Dirty tricks are used because they work, and they work because a significant number of voters let them work, and because too much of the media is too tame to investigate and report on them. There is no solution to be found in the legal system; it’s too slow to provide a response before Election Day, after which it no longer matters. What we need are better media and better citizens; nothing else will do.

The problem is what do you define as a dirty trick? As an example the push poll in the South Carolina never happened, yet McCain went around afterwards claiming to his supporters in the press that Bush committed a dirty and probably rascist act against him. Was that a dirty trick? A democrat in Maine illegally leaked records about Bush’s DUI days before the 2000 election. Was that a dirty trick or a legit new story? It seems to me that people want to blur the line between negative campaigning and dirty tricks. If people are too lazy to find out the truth and believe lies, then that is a price of democracy. It is very difficult to maintain a government that is better than the society that produced it.

I am aware of those points. I have watched the hand-wringing over “negative ads” for over forty-six years, along with the attendant polls showing that they give the best bang for the buck in elections even when the voters appear to know that they are often lies.

I merely note that the OP chose his own side of the political spectrum for examples of bad actions, (so that there would not be claims of partisan cherry picking of examples), then asked that the issue be debated, not the politics.

I am asking the same thing. If there is a way to reduce dirty tricks, then let’s address that rather than simply wandering around saying “if we ban the other side, the dirty tricks will go away.”
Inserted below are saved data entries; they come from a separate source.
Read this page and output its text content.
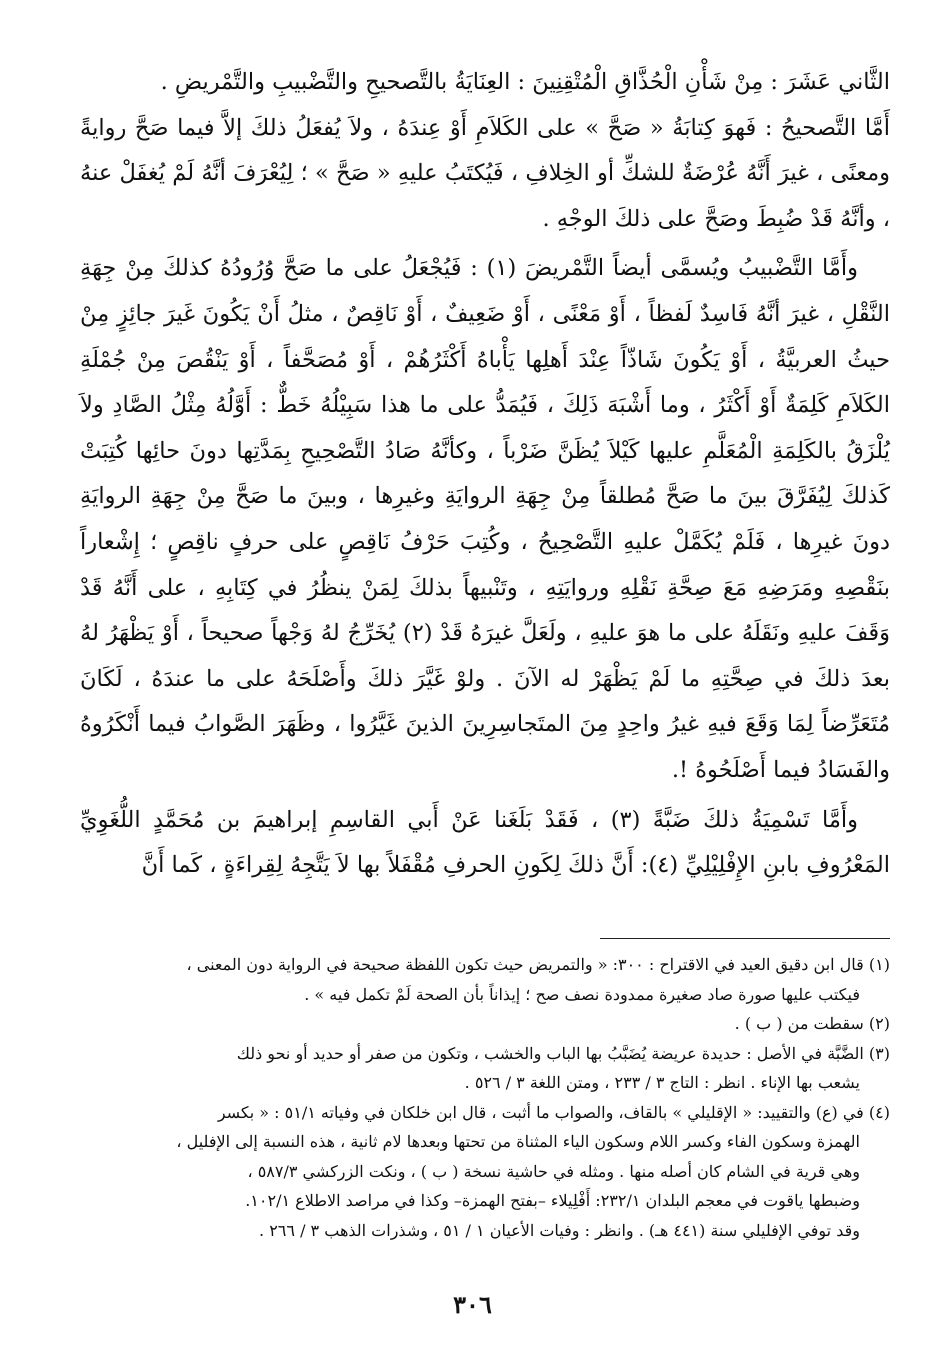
الثَّاني عَشَرَ : مِنْ شَأْنِ الْحُذَّاقِ الْمُتْقِنِينَ : العِنَايَةُ بالتَّصحيحِ والتَّضْبيبِ والتَّمْريضِ .

أَمَّا التَّصحيحُ : فَهوَ كِتابَةُ « صَحَّ » على الكَلاَمِ أَوْ عِندَهُ ، ولاَ يُفعَلُ ذلكَ إلاَّ فيما صَحَّ روايةً ومعنًى ، غيرَ أَنَّهُ عُرْضَةٌ للشكِّ أو الخِلافِ ، فَيُكتَبُ عليهِ « صَحَّ » ؛ لِيُعْرَفَ أنَّهُ لَمْ يُغفَلْ عنهُ ، وأنَّهُ قَدْ ضُبِطَ وصَحَّ على ذلكَ الوجْهِ .

وأَمَّا التَّضْبيبُ ويُسمَّى أيضاً التَّمْريضَ (١) : فَيُجْعَلُ على ما صَحَّ وُرُودُهُ كذلكَ مِنْ جِهَةِ النَّقْلِ ، غيرَ أنَّهُ فَاسِدٌ لَفظاً ، أَوْ مَعْنًى ، أَوْ ضَعِيفٌ ، أَوْ نَاقِصٌ ، مثلُ أَنْ يَكُونَ غَيرَ جائِزٍ مِنْ حيثُ العربيَّةُ ، أَوْ يَكُونَ شَاذّاً عِنْدَ أَهلِها يَأْباهُ أَكْثَرُهُمْ ، أَوْ مُصَحَّفاً ، أَوْ يَنْقُصَ مِنْ جُمْلَةِ الكَلاَمِ كَلِمَةٌ أَوْ أَكْثَرُ ، وما أَشْبَهَ ذَلِكَ ، فَيُمَدُّ على ما هذا سَبِيْلُهُ خَطٌّ : أَوَّلُهُ مِثْلُ الصَّادِ ولاَ يُلْزَقُ بالكَلِمَةِ الْمُعَلَّمِ عليها كَيْلاَ يُظَنَّ ضَرْباً ، وكأنَّهُ صَادُ التَّصْحِيحِ بِمَدَّتِها دونَ حائِها كُتِبَتْ كَذلكَ لِيُفَرَّقَ بينَ ما صَحَّ مُطلقاً مِنْ جِهَةِ الروايَةِ وغيرِها ، وبينَ ما صَحَّ مِنْ جِهَةِ الروايَةِ دونَ غيرِها ، فَلَمْ يُكَمَّلْ عليهِ التَّصْحِيحُ ، وكُتِبَ حَرْفُ نَاقِصٍ على حرفٍ ناقِصٍ ؛ إِشْعاراً بنَقْصِهِ ومَرَضِهِ مَعَ صِحَّةِ نَقْلِهِ وروايَتِهِ ، وتَنْبيهاً بذلكَ لِمَنْ ينظُرُ في كِتَابِهِ ، على أَنَّهُ قَدْ وَقَفَ عليهِ ونَقَلَهُ على ما هوَ عليهِ ، ولَعَلَّ غيرَهُ قَدْ (٢) يُخَرِّجُ لهُ وَجْهاً صحيحاً ، أَوْ يَظْهَرُ لهُ بعدَ ذلكَ في صِحَّتِهِ ما لَمْ يَظْهَرْ له الآنَ . ولوْ غَيَّرَ ذلكَ وأَصْلَحَهُ على ما عندَهُ ، لَكَانَ مُتَعَرِّضاً لِمَا وَقَعَ فيهِ غيرُ واحِدٍ مِنَ المتَجاسِرِينَ الذينَ غَيَّرُوا ، وظَهَرَ الصَّوابُ فيما أَنْكَرُوهُ والفَسَادُ فيما أَصْلَحُوهُ !.

وأَمَّا تَسْمِيَةُ ذلكَ ضَبَّةً (٣) ، فَقَدْ بَلَغَنا عَنْ أَبي القاسِمِ إبراهيمَ بن مُحَمَّدٍ اللُّغَوِيِّ المَعْرُوفِ بابنِ الإِفْلِيْلِيِّ (٤): أَنَّ ذلكَ لِكَونِ الحرفِ مُقْفَلاً بها لاَ يَتَّجِهُ لِقِراءَةٍ ، كَما أَنَّ

(١) قال ابن دقيق العيد في الاقتراح : ٣٠٠: « والتمريض حيث تكون اللفظة صحيحة في الرواية دون المعنى ،

فيكتب عليها صورة صاد صغيرة ممدودة نصف صح ؛ إيذاناً بأن الصحة لَمْ تكمل فيه » .

(٢) سقطت من ( ب ) .

(٣) الضَّبَّة في الأصل : حديدة عريضة يُضَبَّبُ بها الباب والخشب ، وتكون من صفر أو حديد أو نحو ذلك

يشعب بها الإناء . انظر : التاج ٣ / ٢٣٣ ، ومتن اللغة ٣ / ٥٢٦ .

(٤) في (ع) والتقييد: « الإقليلي » بالقاف، والصواب ما أثبت ، قال ابن خلكان في وفياته ٥١/١ : « بكسر

الهمزة وسكون الفاء وكسر اللام وسكون الياء المثناة من تحتها وبعدها لام ثانية ، هذه النسبة إلى الإفليل ،

وهي قرية في الشام كان أصله منها . ومثله في حاشية نسخة ( ب ) ، ونكت الزركشي ٥٨٧/٣ ،

وضبطها ياقوت في معجم البلدان ٢٣٢/١: أَفْلِيلاء –بفتح الهمزة– وكذا في مراصد الاطلاع ١٠٢/١.

وقد توفي الإفليلي سنة (٤٤١ هـ) . وانظر : وفيات الأعيان ١ / ٥١ ، وشذرات الذهب ٣ / ٢٦٦ .

٣٠٦
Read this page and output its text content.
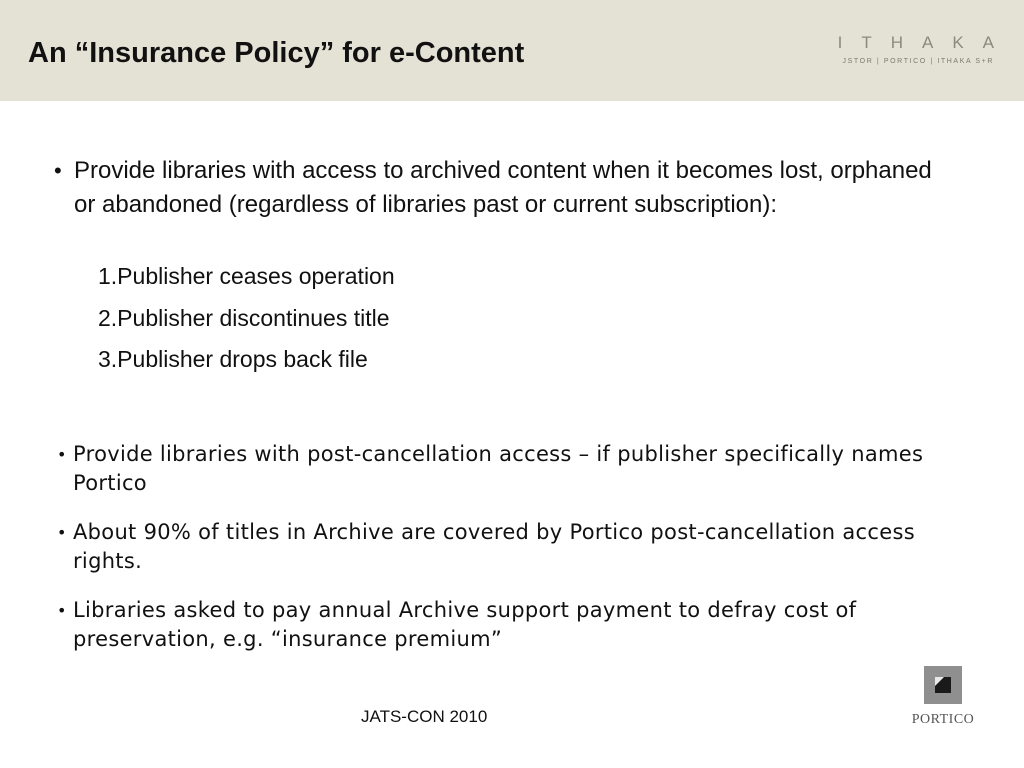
An “Insurance Policy” for e-Content	ITHAKA
JSTOR | PORTICO | ITHAKA S+R
• Provide libraries with access to archived content when it becomes lost, orphaned or abandoned (regardless of libraries past or current subscription):
1.Publisher ceases operation
2.Publisher discontinues title
3.Publisher drops back file
• Provide libraries with post-cancellation access – if publisher specifically names Portico
• About 90% of titles in Archive are covered by Portico post-cancellation access rights.
• Libraries asked to pay annual Archive support payment to defray cost of preservation, e.g. “insurance premium”
JATS-CON 2010	PORTICO
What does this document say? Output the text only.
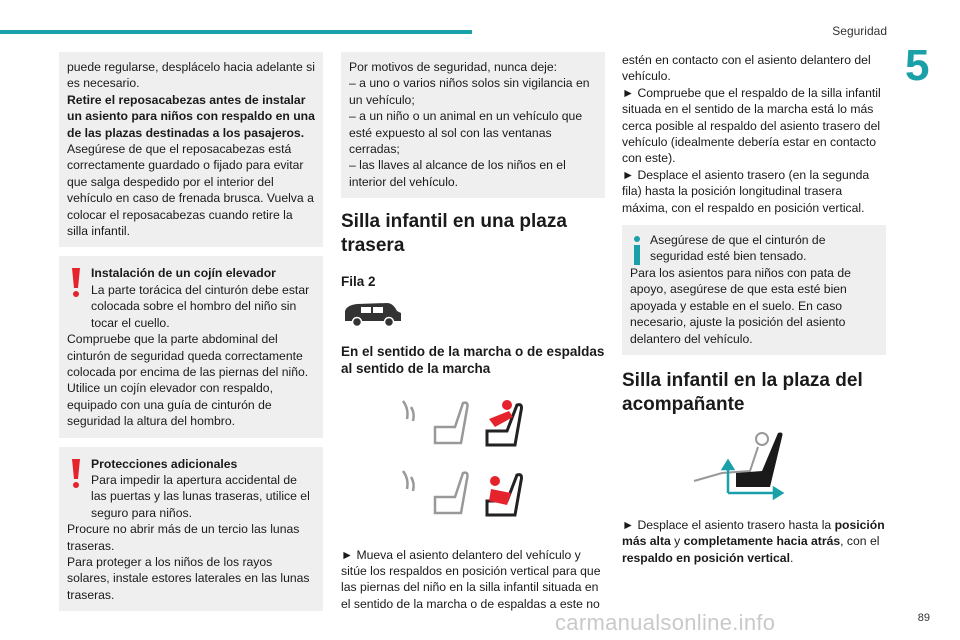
Seguridad
5

puede regularse, desplácelo hacia adelante si es necesario.

Retire el reposacabezas antes de instalar un asiento para niños con respaldo en una de las plazas destinadas a los pasajeros.

Asegúrese de que el reposacabezas está correctamente guardado o fijado para evitar que salga despedido por el interior del vehículo en caso de frenada brusca. Vuelva a colocar el reposacabezas cuando retire la silla infantil.

Instalación de un cojín elevador

La parte torácica del cinturón debe estar colocada sobre el hombro del niño sin tocar el cuello.

Compruebe que la parte abdominal del cinturón de seguridad queda correctamente colocada por encima de las piernas del niño.

Utilice un cojín elevador con respaldo, equipado con una guía de cinturón de seguridad la altura del hombro.

Protecciones adicionales

Para impedir la apertura accidental de las puertas y las lunas traseras, utilice el seguro para niños.

Procure no abrir más de un tercio las lunas traseras.

Para proteger a los niños de los rayos solares, instale estores laterales en las lunas traseras.

Por motivos de seguridad, nunca deje:

– a uno o varios niños solos sin vigilancia en un vehículo;

– a un niño o un animal en un vehículo que esté expuesto al sol con las ventanas cerradas;

– las llaves al alcance de los niños en el interior del vehículo.

Silla infantil en una plaza trasera
Fila 2
En el sentido de la marcha o de espaldas al sentido de la marcha

► Mueva el asiento delantero del vehículo y sitúe los respaldos en posición vertical para que las piernas del niño en la silla infantil situada en el sentido de la marcha o de espaldas a este no

estén en contacto con el asiento delantero del vehículo.

► Compruebe que el respaldo de la silla infantil situada en el sentido de la marcha está lo más cerca posible al respaldo del asiento trasero del vehículo (idealmente debería estar en contacto con este).

► Desplace el asiento trasero (en la segunda fila) hasta la posición longitudinal trasera máxima, con el respaldo en posición vertical.

Asegúrese de que el cinturón de seguridad esté bien tensado.

Para los asientos para niños con pata de apoyo, asegúrese de que esta esté bien apoyada y estable en el suelo. En caso necesario, ajuste la posición del asiento delantero del vehículo.

Silla infantil en la plaza del acompañante

► Desplace el asiento trasero hasta la posición más alta y completamente hacia atrás, con el respaldo en posición vertical.

carmanualsonline.info	89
It all depends on what the purpose of politics is. The Spelling analogy is not a good one, since the purpose of commercial television is to get eyeballs to the advertisements, and anything legal doing that is legitimate. If Spelling were trying to put bikinis on PBS it might be another story.

Is the purpose of politics to acquire personal power for you and yours, or to work for the best of the country? if it is the latter, then dirty tricks are immoral. If it is the former, they are easy to understand. I can see the argument that a given candidate or party is so sure they have THE answer that any activity to put them in power to act on their solution is legitimate. But that way lies totalitarianism. If the press wants to publish something that reduces the chances that your one true solution can be implemented, why not suppress them?
Corruption is different, in that it (and sex scandals) do not modify the policy choices that voters should make. Insults are different also. Someone who accuses Obama of being a socialist is a fool, and someone who believes him is a bigger fool. Forging a Socialist membership card is a different matter.

The reason I am no longer a Republican is precisely because the party is now all about trying to get power, and not about acting in the best interests of the country as a whole, and not re-examining their policies when their honestly held beliefs cause a disaster.

How many states have made “push polls” illegal? New Hampshire has done so (the example here is of a Democrat accused of push polling). That kind of law sounds difficult to enforce.

While the most notorious dirty tricksters in modern U.S. political history are probably the Watergate crew working on behalf of Republicans, mention should also be made of the Democrats’ famous trickster, Dick Tuck (whose embarassments of Nixon fall more into the category of pranks than dirty tricks).